My Best Advice For Millennials To Get Ahead

I have two Millennial children at the very youngest end of that generation's age range. So, this is really the advice I am giving to my own children. I hope the rest of you find it useful, I think you should. 

First Things First

There is a lot of shade thrown at you Millennials. Why? Because frankly, you seem a little aloof and lazy from lookers on. I actually know that's not really true, at least not for most of you, but clearly, there are some slackers, so what? I'm an older Xer and slacking was sort of our thing as we carried our latch keys. It works out for most as we get bills to pay. Anyway, the slackers aren't reading this, so let's move on.

There is also an idea that you are hard to work with. I think that carries some weight. I talk to dozens of managers and business owners every year, a common refrain is that you require a lot of hand-holding early on and then demand independence and some authority shortly after "getting it." 

Here's advice number one - you're smart, so find a way to bridge the divide between how you learn and how older folks teach. Remember, they didn't grow up on the information superhighway, they rode their bikes. You are the junior person in most cases, so be understanding and humble, but keep forging along, gain experience, hone your skills and build connections in person. There's going to be a lot of opportunity for you as the Boomers finally retire over the next decade. 

Here's something else I hear from others and experience in person. You sure do need a lot of affirmation.
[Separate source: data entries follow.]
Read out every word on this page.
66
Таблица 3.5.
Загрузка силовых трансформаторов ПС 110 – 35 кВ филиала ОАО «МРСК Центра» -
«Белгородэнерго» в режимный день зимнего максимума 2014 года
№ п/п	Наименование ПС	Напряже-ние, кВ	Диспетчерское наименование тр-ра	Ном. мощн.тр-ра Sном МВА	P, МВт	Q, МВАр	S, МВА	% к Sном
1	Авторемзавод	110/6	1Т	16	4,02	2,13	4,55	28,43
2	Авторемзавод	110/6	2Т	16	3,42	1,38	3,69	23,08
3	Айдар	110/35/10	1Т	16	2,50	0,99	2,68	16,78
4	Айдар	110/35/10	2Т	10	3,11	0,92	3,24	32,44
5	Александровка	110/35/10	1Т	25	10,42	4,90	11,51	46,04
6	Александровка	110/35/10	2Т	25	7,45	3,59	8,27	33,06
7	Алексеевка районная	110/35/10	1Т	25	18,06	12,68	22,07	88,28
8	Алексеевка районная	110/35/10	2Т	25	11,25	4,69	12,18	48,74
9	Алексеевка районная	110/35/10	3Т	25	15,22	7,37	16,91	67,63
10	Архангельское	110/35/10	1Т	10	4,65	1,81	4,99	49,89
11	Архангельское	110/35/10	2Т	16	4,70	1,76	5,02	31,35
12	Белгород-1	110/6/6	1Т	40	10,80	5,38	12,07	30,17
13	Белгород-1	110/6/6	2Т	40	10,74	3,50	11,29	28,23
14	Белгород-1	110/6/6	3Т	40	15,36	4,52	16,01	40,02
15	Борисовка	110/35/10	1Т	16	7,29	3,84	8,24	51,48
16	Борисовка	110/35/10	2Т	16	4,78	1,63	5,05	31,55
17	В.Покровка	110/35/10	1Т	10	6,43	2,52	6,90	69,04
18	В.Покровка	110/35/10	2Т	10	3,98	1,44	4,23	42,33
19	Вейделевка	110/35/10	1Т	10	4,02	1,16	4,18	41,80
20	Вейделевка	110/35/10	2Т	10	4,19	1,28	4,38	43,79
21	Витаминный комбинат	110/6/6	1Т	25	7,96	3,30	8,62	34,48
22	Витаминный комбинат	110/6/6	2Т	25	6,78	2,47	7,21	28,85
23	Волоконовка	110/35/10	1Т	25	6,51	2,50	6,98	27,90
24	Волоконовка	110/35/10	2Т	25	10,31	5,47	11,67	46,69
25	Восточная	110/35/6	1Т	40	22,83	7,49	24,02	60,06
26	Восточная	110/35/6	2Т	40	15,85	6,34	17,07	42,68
I played that video because it's old SNL and old SNL is the best SNL. Why is old SNL the best, because I'm getting old. Remember that. And remember not to grab people without some sort of real permission, it'll get you kicked out of Congress. 

If you get a chance to read Beyond Reason, you'll understand a lot about what folks need emotionally and figure out that there are ways to build win-win situations. And, you'll also realize what the one personality trait that creates the most jerks is; hint, it's folks that need to be acknowledged as the big dog over and over (don't be that person, just earn other's respect). #2 is find the time to read Beyond Reason.

Here's the thing that makes older folks a little more uncomfortable with you than older folks usually are with younger folks, you live your lives differently than older folks have and are. Not just a little differently, but very differently so far.

You don't buy as much stuff. You rent. You switch jobs a lot (good for you, chase the money because most corporations don't have a lot of loyalty to you, but stay in most jobs a year or two, it shows commitment and that you had enough time to learn something). When you do find a great job, that pays you about right, that you like, be very careful about that next switch. 

You travel a lot and that probably creates some jealousy (keep traveling, it's educational, but don't be in awe, be a student having a good time). Myself, I'm adopting a nomadic lifestyle. I'm going to do my research on the ground around the world the next decade or two or three. I'll stop by to visit though.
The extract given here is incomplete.